Non boolean search includes approaches that are not purely boolean model techniques1.
Probably the most common example of such a method is the vector-space model.
In this model, each document is a vector, represented by the words (or bi-grams,...) it contains. The dimension of each document is the number of terms in the vocabulary.
The similarity in this model is done by creating a 'fake' document - which is the query, and comparing this fake document to any other document in the corpus. The more similar the document is to the query - the better the result is.
A common similarity measure is cosine-similarity.
This model goes well with the tf-idf model (The td-idf determines what is the value in each entry of each vector).
Note that this is NOT boolean model. You do not oporate on 'sets', you compare similarity of vectors - this is entirely different model.
In addition, this method has an important advantage - it returns a score associated to each document, and not only a boolean answer "relevant" or "not relevant".
As-is vector-space does not allow AND,OR oporations, however this is easily solveable by doing 2-phase search. The first is using a boolean model to get candidates, and the 2nd is using vector-space to get a score for each document.
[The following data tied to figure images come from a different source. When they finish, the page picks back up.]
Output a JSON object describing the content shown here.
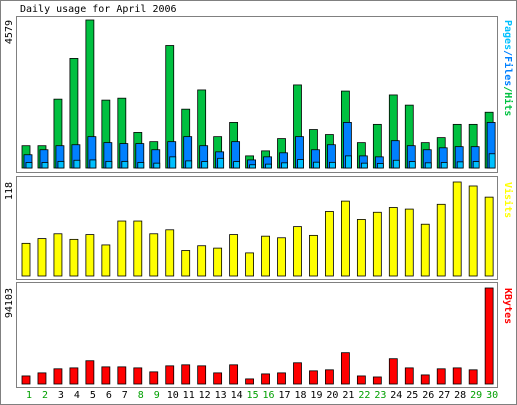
{
  "chart_data": [
    {
      "type": "bar",
      "title": "Daily usage for April 2006",
      "ylim": [
        0,
        4579
      ],
      "yticks": [
        4579
      ],
      "legend_separator": "/",
      "series": [
        {
          "name": "Hits",
          "color": "#00c040",
          "values": [
            690,
            690,
            2130,
            3390,
            4579,
            2100,
            2160,
            1100,
            815,
            3790,
            1820,
            2415,
            970,
            1410,
            375,
            530,
            910,
            2570,
            1190,
            1035,
            2380,
            785,
            1350,
            2260,
            1945,
            785,
            940,
            1350,
            1350,
            1725
          ]
        },
        {
          "name": "Files",
          "color": "#0080ff",
          "values": [
            410,
            565,
            690,
            720,
            970,
            785,
            755,
            755,
            565,
            815,
            970,
            690,
            500,
            815,
            250,
            345,
            470,
            970,
            565,
            720,
            1410,
            375,
            345,
            845,
            690,
            565,
            625,
            660,
            660,
            1410
          ]
        },
        {
          "name": "Pages",
          "color": "#00c0ff",
          "values": [
            170,
            170,
            205,
            240,
            250,
            205,
            205,
            170,
            150,
            345,
            220,
            200,
            300,
            200,
            100,
            120,
            160,
            260,
            180,
            175,
            375,
            150,
            140,
            240,
            200,
            160,
            170,
            190,
            200,
            440
          ]
        }
      ]
    },
    {
      "type": "bar",
      "ylim": [
        0,
        118
      ],
      "yticks": [
        118
      ],
      "series": [
        {
          "name": "Visits",
          "color": "#ffff00",
          "values": [
            41,
            47,
            53,
            46,
            52,
            39,
            69,
            69,
            53,
            58,
            32,
            38,
            35,
            52,
            29,
            50,
            48,
            62,
            51,
            81,
            94,
            71,
            80,
            86,
            84,
            65,
            90,
            118,
            113,
            99
          ]
        }
      ]
    },
    {
      "type": "bar",
      "ylim": [
        0,
        94103
      ],
      "yticks": [
        94103
      ],
      "series": [
        {
          "name": "KBytes",
          "color": "#ff0000",
          "values": [
            7900,
            10900,
            14900,
            15800,
            22800,
            16800,
            16800,
            15800,
            11900,
            17800,
            18800,
            17800,
            10900,
            18800,
            5000,
            9900,
            10900,
            20800,
            12900,
            13900,
            30700,
            7900,
            6900,
            24800,
            15800,
            8900,
            14900,
            15800,
            13900,
            94103
          ]
        }
      ],
      "categories": [
        "1",
        "2",
        "3",
        "4",
        "5",
        "6",
        "7",
        "8",
        "9",
        "10",
        "11",
        "12",
        "13",
        "14",
        "15",
        "16",
        "17",
        "18",
        "19",
        "20",
        "21",
        "22",
        "23",
        "24",
        "25",
        "26",
        "27",
        "28",
        "29",
        "30"
      ],
      "xtick_colors": [
        "#00a000",
        "#00a000",
        "#000000",
        "#000000",
        "#000000",
        "#000000",
        "#000000",
        "#00a000",
        "#00a000",
        "#000000",
        "#000000",
        "#000000",
        "#000000",
        "#000000",
        "#00a000",
        "#00a000",
        "#000000",
        "#000000",
        "#000000",
        "#000000",
        "#000000",
        "#00a000",
        "#00a000",
        "#000000",
        "#000000",
        "#000000",
        "#000000",
        "#000000",
        "#00a000",
        "#00a000"
      ]
    }
  ]
}
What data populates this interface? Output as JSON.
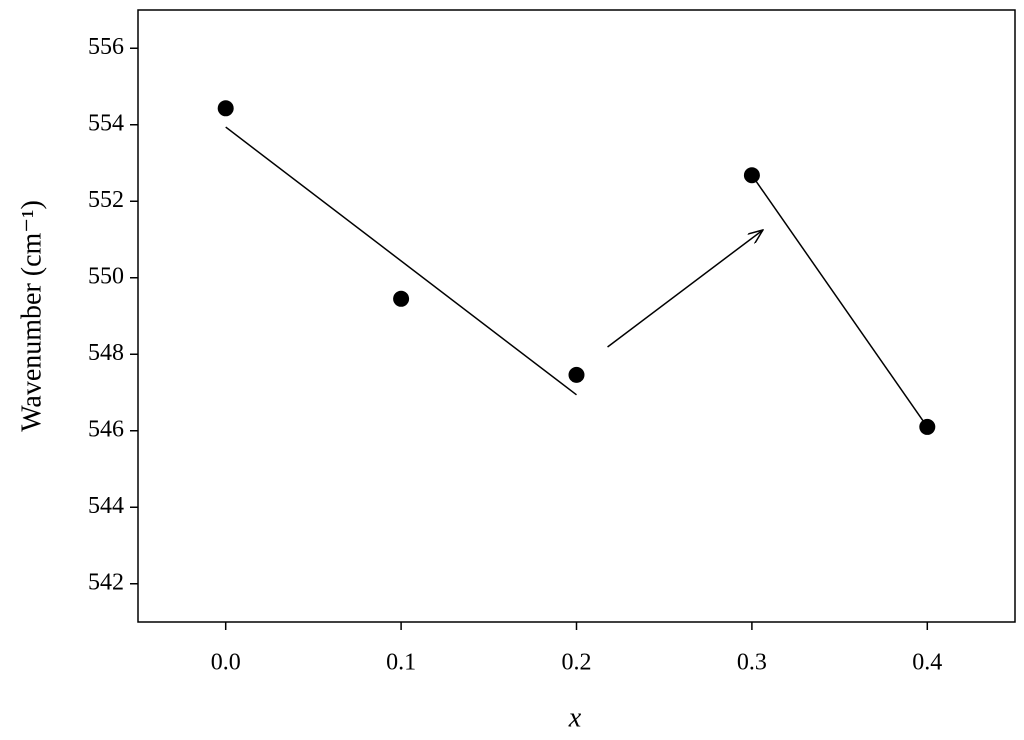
{
  "chart_data": {
    "type": "scatter",
    "x_label": "x",
    "y_label": "Wavenumber (cm⁻¹)",
    "xlim": [
      -0.05,
      0.45
    ],
    "ylim": [
      541,
      557
    ],
    "xticks": [
      {
        "value": 0,
        "label": "0.0"
      },
      0.1,
      0.2,
      0.3,
      0.4
    ],
    "yticks": [
      542,
      544,
      546,
      548,
      550,
      552,
      554,
      556
    ],
    "grid": false,
    "series": [
      {
        "color": "#000000",
        "x": [
          0,
          0.1,
          0.2,
          0.3,
          0.4
        ],
        "values": [
          554.43,
          549.45,
          547.46,
          552.68,
          546.1
        ]
      }
    ],
    "fit_lines": [
      {
        "color": "#000000",
        "x": [
          0,
          0.2
        ],
        "values": [
          553.94,
          546.94
        ]
      },
      {
        "color": "#000000",
        "x": [
          0.3,
          0.4
        ],
        "values": [
          552.68,
          546.1
        ]
      }
    ],
    "arrow": {
      "color": "#000000",
      "x": [
        0.2177,
        0.3063
      ],
      "values": [
        548.19,
        551.25
      ]
    }
  }
}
Other models are building a language model out of a document - a language model is described as P(word|M) = the probability of the model M to generate the word
.
A common language model is P(word|document) = #occurances(word,document)/|document|
To avoid having probability zero - we usually add smoothing technique. a common technique is:
P(word|document) = alpha*#occurances(word,document)/|document| + (1-alpha)*#occurances(word,corpus)/|corpus|
Now - when we have a query of more than one term: q=t1 t2 ... tn
, we calculate:
P(q|d) = P(t1|d)*P(t2|d)*...*P(tn|d)
Note that this model actually allows AND semantics by setting alpha=1
, and OR semantics by alpha!=1
.
(1) Boolean search is basically set terminology:
Each term is associated with a set that contains all the documents that have this term in them. Now, you simply do set oporations on bunch of sets. AND is intersection, OR is union.